In tale scenario, il confronto con la memoria storica rappresenta la principale fonte di difficoltà e, al tempo stesso, la maggior risorsa in fatto di opportunità progettuali. Ciò significa che le proposte avanzate dovranno farsi interpreti di tale eredità, accollandosi l’onere di individuare una chiave di lettura originale e personalizzata attraverso cui possa essere avviato un non più procrastinabile processo di ammodernamento delle strutture esistenti, per garantire il medesimo livello di competitività delle realizzazioni di ambito europeo, sia dal punto di vista infrastrutturale sia in relazione all’offerta specificatamente sportiva.

Utilizzando una metafora, il destino degli stadi e delle infrastrutture sportive in generale, sembra riconducibile a due delle città mirabilmente descritte da Italo Calvino. Da una parte Zora, città «obbligata a restare immobile e uguale a se stessa per essere meglio ricordata» e, per tale motivo, destinata a scomparire; dall’altra Zaira, indescrivibile e mutevole in quanto costituita «di relazioni tra le misure del suo spazio e gli avvenimenti del suo passato». All’interno di tale dicotomia, risiede il destino di molte architetture per lo sport consegnate dalla storia alla contemporaneità. I contesti europei sono dunque chiamati a operare scelte a cavallo tra memoria e innovazione, storia e trasformazione, conservazione e valorizzazione. Infatti, prendendo atto della difficoltà di adeguamento delle strutture esistenti, caratterizzate da una evidente rigidità morfo-tipologica e da scarsi livelli di resilienza, è ormai diffusa la consapevolezza che le infrastrutture per lo sport condizionano in modo sostanziale le strategie di pianificazione e trasformazione dei luoghi su ampia scala.
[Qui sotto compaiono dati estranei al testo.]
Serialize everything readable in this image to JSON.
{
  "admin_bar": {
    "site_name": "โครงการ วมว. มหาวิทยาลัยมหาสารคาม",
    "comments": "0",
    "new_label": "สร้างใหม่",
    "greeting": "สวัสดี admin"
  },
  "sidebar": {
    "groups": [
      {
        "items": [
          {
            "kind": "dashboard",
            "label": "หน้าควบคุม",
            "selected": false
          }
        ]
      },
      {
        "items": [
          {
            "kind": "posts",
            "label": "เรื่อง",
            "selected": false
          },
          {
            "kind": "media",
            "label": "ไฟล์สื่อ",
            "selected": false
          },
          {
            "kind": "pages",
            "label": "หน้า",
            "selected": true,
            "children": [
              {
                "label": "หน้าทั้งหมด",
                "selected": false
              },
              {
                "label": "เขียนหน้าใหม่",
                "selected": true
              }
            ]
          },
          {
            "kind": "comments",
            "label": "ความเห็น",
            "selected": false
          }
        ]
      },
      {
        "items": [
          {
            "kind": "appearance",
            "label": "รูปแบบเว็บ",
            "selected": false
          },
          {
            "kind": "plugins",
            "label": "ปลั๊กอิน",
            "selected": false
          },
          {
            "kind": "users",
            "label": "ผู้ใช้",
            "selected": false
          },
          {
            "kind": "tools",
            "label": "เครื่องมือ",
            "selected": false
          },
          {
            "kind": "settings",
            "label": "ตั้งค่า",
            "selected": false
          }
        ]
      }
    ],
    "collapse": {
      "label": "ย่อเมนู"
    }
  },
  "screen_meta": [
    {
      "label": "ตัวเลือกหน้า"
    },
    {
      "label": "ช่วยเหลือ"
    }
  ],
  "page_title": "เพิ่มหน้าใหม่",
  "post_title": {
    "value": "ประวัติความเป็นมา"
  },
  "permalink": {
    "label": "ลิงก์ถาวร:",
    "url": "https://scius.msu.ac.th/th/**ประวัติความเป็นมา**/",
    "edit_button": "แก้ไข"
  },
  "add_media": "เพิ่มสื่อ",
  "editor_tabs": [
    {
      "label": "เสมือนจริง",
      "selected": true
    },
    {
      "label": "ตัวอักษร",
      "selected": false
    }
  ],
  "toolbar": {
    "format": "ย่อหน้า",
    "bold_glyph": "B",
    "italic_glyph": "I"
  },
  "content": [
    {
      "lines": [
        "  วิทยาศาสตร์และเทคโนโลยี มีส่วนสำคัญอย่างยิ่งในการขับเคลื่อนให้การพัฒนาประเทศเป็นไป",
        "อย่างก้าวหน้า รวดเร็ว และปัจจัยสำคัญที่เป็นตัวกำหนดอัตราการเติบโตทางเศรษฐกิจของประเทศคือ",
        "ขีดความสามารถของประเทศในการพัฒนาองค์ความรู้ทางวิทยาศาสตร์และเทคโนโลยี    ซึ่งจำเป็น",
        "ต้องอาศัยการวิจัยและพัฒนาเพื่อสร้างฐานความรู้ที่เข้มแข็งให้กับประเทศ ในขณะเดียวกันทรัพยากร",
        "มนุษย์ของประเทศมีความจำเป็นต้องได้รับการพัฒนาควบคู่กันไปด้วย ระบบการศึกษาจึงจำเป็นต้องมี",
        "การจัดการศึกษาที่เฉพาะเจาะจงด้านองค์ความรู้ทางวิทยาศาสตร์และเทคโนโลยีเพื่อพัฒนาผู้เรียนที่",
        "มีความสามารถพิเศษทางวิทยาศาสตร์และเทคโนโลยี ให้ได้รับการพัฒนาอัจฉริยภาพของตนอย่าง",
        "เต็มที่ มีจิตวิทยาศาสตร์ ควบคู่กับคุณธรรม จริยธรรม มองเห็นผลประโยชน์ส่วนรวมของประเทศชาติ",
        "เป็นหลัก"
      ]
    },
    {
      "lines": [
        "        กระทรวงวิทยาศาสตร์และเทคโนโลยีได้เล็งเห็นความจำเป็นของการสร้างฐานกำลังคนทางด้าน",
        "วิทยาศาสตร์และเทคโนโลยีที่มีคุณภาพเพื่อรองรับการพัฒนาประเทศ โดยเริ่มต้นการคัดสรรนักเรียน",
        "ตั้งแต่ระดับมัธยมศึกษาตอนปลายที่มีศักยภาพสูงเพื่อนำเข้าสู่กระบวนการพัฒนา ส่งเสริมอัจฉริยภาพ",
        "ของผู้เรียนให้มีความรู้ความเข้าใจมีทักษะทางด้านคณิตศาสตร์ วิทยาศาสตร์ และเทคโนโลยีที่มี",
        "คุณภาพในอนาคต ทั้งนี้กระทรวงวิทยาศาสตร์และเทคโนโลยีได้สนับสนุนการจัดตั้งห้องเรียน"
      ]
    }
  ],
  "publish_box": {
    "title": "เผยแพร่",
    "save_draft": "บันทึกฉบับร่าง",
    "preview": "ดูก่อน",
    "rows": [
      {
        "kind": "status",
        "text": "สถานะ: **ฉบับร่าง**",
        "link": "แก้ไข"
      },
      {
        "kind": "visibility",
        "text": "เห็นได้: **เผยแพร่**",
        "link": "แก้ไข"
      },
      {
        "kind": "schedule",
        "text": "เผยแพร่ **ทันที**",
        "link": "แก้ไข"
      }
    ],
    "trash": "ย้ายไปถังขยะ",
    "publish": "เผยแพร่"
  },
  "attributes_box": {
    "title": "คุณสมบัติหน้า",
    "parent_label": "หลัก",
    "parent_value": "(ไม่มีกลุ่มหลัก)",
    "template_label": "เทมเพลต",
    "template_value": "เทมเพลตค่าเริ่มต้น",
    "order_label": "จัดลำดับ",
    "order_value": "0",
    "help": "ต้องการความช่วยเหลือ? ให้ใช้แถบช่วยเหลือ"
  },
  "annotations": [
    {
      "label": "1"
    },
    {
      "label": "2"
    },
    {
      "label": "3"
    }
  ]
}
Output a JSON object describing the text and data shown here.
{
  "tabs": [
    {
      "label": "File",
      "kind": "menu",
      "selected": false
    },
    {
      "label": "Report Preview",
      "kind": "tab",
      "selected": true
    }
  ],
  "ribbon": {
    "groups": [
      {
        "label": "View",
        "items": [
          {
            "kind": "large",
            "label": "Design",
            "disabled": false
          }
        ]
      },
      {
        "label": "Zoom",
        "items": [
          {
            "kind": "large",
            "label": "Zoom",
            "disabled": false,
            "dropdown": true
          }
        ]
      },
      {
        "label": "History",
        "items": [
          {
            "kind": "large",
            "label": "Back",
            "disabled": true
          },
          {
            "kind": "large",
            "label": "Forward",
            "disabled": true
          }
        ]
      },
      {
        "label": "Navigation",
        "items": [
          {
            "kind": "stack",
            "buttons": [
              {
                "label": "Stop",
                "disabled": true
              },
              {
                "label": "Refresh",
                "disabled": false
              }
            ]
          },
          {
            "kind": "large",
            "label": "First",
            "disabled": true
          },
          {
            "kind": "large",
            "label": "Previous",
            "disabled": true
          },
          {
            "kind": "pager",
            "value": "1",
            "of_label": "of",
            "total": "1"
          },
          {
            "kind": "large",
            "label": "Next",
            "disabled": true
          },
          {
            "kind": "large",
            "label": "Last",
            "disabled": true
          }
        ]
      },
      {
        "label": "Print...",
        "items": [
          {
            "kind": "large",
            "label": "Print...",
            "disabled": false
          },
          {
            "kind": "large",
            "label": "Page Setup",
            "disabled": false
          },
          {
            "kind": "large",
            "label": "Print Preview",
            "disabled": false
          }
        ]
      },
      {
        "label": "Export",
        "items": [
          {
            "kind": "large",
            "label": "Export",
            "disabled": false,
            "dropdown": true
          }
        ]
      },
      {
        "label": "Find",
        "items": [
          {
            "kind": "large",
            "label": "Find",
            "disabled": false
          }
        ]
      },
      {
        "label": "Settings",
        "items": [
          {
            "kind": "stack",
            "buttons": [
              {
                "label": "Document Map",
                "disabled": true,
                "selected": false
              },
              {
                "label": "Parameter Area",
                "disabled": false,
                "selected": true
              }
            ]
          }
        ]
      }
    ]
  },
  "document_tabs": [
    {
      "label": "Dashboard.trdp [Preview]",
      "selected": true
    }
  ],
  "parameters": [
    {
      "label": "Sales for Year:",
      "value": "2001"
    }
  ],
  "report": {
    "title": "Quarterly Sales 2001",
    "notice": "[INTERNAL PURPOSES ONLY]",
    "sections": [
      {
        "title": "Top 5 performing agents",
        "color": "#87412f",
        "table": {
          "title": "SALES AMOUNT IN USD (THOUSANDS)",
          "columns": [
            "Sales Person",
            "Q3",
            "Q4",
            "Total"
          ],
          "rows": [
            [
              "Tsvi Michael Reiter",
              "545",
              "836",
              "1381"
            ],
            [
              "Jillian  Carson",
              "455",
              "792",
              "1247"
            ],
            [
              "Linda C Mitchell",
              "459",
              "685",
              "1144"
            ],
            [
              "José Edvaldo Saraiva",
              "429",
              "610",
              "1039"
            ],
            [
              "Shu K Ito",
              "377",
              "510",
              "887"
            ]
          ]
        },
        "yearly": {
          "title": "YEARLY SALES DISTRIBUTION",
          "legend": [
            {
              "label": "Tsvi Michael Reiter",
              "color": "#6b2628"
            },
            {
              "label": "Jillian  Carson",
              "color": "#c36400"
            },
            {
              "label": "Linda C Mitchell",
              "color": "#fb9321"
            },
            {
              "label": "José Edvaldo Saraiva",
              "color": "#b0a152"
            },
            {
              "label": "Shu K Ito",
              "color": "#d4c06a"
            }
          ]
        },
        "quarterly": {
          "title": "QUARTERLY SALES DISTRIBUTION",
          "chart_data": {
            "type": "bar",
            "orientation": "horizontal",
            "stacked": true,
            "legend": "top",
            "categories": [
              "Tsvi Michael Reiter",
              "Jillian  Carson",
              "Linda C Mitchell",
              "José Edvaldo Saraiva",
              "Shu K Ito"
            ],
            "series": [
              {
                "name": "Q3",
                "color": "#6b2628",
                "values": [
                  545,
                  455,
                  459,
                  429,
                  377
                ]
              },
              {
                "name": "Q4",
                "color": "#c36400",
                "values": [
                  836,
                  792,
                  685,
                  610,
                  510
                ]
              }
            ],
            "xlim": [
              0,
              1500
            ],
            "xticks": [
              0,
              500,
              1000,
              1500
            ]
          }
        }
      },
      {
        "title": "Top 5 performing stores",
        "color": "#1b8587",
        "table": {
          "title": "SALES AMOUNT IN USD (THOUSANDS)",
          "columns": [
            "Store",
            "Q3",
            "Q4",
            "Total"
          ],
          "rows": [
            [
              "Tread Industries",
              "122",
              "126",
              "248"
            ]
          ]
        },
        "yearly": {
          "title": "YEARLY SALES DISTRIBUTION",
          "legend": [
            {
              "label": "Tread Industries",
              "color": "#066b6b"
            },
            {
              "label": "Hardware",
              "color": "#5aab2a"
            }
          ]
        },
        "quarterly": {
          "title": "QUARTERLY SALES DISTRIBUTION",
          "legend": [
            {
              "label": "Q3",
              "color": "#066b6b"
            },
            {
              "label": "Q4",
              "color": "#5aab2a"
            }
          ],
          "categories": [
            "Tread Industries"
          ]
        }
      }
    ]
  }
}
Digitalizzazione, sicurezza, flessibilità e adattabilità: questi i quattro cardini attorno a cui agire per mettere nelle condizioni ogni singolo cittadino di «ri-familiarizzare» con il mondo dello sport, dello spettacolo e del tempo libero, in un ambiente moderno, sicuro e confortevole. Stadi, quindi, e infrastrutture per lo sport come luoghi integrati nel contesto di riferimento, da leggersi quali elementi che connettono il continuum urbano e divengono espressione tangibile di un’intenzione architettonica, di un articolato setting funzionale e di una specifica spazialità, valorizzando, attraverso la loro presenza sul territorio e la loro riconoscibilità fisica e funzionale, il senso di appartenenza e d’identità di una determinata comunità: impianti concepiti come veri e propri «pezzi di città», perfettamente integrati nel tessuto urbano, paradigma del costruire contemporaneo.